Effect of Aluminum particles on hybrid H2–Air Detonations

During spacecraft landings, rocket exhaust interactions with regolith can trigger particle combustion, potentially leading to explosions. At the same time, these granular particles could serve as an untapped energy resource for propulsion. This study investigates hybrid detonations involving reactive aluminum (Al) particles in gaseous fuel–oxidizer mixtures. An unsteady compressible in-house Eulerian–Eulerian solver, HyBurn, is used to model gas–particle interactions using implicit LES and a low-Mach adjustment to the Riemann solver. The Al particle oxidation model is based on the works of Benkiewicz and Hayashi, and the H₂ reactions are modeled using the O’Conaire mechanism. A 2-D rectangular channel of width 10 mm is used to simulate Al–H₂–air detonations with monodisperse (1μm) Al particles of concentration Φ_Al = 0.5, and varying H₂ concentrations (Φ_H2 ).

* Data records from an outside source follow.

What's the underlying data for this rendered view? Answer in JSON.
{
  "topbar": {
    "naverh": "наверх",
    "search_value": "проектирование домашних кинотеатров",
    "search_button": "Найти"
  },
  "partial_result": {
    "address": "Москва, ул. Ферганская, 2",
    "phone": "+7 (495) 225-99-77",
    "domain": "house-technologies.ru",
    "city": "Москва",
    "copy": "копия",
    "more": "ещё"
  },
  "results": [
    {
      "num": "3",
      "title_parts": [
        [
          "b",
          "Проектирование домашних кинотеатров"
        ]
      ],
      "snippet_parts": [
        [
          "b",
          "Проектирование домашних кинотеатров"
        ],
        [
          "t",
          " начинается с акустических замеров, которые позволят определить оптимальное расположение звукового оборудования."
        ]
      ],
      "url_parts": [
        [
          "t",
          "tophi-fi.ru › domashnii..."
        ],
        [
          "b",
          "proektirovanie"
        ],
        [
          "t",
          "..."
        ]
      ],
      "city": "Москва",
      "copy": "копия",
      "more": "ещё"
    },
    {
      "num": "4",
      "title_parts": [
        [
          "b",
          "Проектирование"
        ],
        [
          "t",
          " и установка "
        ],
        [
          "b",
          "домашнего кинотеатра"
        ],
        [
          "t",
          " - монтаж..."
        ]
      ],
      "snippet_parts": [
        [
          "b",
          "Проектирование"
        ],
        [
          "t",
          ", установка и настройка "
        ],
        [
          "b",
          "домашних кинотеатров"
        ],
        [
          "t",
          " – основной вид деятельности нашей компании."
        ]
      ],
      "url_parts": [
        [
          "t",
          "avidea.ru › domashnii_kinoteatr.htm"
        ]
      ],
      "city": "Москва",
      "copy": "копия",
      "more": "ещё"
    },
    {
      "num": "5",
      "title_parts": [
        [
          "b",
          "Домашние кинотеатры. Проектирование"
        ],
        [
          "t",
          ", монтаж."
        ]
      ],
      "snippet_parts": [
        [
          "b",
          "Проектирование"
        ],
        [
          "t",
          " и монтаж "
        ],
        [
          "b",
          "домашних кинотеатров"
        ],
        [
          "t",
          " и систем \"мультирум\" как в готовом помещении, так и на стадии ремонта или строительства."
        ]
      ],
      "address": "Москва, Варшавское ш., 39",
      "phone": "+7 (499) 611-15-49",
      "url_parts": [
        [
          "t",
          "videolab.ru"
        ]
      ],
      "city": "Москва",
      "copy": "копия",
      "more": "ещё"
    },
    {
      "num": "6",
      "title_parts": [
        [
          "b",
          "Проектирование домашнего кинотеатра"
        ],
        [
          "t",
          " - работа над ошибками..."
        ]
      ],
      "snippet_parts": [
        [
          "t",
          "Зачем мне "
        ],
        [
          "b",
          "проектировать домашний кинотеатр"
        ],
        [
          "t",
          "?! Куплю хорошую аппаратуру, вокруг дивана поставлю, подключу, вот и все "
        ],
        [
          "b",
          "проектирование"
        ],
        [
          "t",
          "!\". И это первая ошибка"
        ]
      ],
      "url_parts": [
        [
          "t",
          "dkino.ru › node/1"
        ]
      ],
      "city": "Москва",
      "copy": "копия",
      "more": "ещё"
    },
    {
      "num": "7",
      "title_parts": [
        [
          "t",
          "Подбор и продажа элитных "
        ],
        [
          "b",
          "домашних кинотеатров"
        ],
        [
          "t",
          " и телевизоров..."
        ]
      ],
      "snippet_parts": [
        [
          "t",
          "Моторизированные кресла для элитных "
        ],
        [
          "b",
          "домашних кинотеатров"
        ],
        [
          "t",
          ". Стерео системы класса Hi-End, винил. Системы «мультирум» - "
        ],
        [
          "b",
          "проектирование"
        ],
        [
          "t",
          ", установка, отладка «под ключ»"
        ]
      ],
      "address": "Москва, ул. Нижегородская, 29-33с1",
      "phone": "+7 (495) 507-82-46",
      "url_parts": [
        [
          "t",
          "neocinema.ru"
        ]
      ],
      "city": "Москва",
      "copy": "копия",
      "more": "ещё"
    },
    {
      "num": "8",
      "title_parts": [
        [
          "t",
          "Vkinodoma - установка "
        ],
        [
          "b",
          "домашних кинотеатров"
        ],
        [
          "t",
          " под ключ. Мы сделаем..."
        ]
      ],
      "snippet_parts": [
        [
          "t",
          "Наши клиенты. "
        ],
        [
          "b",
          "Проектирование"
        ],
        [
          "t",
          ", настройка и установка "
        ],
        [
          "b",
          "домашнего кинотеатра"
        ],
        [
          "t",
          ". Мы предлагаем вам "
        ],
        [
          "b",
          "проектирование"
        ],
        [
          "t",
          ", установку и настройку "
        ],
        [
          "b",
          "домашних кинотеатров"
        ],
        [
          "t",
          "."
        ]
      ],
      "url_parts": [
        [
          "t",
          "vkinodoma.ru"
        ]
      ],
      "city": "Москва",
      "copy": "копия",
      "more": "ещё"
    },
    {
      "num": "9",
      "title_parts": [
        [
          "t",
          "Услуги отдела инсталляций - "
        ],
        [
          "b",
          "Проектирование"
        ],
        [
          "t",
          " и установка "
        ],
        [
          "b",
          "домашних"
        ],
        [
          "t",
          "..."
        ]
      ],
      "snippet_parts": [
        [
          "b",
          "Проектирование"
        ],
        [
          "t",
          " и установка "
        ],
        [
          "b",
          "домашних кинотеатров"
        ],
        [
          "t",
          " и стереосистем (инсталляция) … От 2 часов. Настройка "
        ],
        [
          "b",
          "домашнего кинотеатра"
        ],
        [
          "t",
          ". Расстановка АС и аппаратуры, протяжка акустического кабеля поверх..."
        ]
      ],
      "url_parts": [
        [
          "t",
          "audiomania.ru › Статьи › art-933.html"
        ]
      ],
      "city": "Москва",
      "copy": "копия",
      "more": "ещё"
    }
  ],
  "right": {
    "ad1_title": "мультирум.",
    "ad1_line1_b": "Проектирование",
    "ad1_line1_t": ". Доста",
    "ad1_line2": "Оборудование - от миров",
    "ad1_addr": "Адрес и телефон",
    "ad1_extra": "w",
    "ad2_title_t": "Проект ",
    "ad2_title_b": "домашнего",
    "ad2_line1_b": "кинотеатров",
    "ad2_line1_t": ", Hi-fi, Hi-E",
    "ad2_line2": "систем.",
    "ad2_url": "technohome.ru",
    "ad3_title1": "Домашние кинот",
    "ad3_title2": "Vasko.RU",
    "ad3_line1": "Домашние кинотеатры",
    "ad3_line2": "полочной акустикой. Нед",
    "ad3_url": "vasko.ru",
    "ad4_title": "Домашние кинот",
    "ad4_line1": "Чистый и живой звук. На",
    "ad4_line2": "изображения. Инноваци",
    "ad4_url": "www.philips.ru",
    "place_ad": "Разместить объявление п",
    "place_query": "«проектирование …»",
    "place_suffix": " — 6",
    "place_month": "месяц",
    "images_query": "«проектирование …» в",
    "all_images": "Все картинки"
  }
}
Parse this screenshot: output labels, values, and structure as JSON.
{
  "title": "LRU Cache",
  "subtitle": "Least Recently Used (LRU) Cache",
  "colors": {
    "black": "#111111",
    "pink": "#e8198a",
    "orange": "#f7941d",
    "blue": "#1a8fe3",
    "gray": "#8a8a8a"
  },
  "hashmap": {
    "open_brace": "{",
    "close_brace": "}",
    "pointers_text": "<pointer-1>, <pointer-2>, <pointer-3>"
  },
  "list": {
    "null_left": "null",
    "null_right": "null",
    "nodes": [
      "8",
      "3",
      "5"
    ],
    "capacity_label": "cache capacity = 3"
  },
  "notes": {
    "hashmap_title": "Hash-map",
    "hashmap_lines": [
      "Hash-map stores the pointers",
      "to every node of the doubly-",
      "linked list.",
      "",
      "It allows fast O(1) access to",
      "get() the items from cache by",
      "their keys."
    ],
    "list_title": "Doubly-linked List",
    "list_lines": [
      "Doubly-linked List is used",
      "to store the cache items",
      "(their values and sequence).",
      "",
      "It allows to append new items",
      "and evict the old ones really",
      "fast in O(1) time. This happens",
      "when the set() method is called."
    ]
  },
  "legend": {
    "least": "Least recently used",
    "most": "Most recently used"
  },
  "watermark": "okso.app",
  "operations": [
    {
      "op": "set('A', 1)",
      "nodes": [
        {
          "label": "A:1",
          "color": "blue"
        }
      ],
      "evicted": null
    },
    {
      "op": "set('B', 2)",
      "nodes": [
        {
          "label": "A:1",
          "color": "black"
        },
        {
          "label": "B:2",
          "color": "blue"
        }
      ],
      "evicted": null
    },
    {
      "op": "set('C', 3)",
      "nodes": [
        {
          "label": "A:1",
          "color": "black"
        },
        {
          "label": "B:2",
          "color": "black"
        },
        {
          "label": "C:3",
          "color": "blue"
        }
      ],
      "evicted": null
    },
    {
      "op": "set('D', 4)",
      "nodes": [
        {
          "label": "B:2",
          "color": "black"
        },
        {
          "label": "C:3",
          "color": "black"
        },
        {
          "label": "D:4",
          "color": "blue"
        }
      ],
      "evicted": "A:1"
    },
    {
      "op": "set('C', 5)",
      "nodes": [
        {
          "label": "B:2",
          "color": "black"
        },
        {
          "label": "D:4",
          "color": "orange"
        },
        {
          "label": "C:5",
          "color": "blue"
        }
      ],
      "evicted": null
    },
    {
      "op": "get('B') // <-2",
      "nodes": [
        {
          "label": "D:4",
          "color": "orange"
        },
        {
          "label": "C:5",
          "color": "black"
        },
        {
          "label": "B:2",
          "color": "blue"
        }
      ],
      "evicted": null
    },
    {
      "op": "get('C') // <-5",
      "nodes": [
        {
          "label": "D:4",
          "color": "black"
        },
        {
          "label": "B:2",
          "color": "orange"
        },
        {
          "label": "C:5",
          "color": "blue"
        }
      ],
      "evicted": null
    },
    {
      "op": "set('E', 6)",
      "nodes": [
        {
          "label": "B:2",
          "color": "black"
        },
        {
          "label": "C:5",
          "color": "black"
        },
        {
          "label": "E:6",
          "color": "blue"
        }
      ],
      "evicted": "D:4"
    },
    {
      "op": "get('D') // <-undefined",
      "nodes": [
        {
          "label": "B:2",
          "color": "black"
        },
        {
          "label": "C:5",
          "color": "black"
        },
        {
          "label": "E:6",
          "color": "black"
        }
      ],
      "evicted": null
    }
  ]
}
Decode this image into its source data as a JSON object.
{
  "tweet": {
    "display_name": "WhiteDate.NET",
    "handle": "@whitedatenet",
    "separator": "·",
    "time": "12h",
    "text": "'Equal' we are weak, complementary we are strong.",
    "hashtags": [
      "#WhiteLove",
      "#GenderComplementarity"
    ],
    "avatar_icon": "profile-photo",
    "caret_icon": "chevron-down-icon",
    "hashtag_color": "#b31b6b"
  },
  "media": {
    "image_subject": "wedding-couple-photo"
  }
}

The addition of Al particles is observed to enhance mixture reactivity and reduced detonation cell sizes. For Φ_H2 = 1, H₂–air mixture, the presence of particles reduced cell sizes, increased the H₂ heat release rate and Chapman–Jouguet velocity, D_CJ , from 1950 m/s[5] to 2110 m/s. The H₂ heat release rates for cases with particles exhibited trends similar to the particle-free cases, except the presence of particles shifted the maximum H₂ heat release rate occurred from Φ_H2= 1.0 toΦ_H2 = 0.8. The presence of Al particles altered the detonation limits in this channel from Φ_H2 = 0.8–1.9 without particles to Φ_H2= 0.5–1.1 and also led the fuels (H₂ and Al) to compete for the limited amount of O₂. Double-shock structures with distinct reaction zones for H₂ and Al are observed for detonations of mixtures with particles. The strength of the secondary shock diminishes with increasing hydrogen concentration in the mixture. The nature of the competition, favorable conditions for the fuels, and other observations from the simulations are being analysed.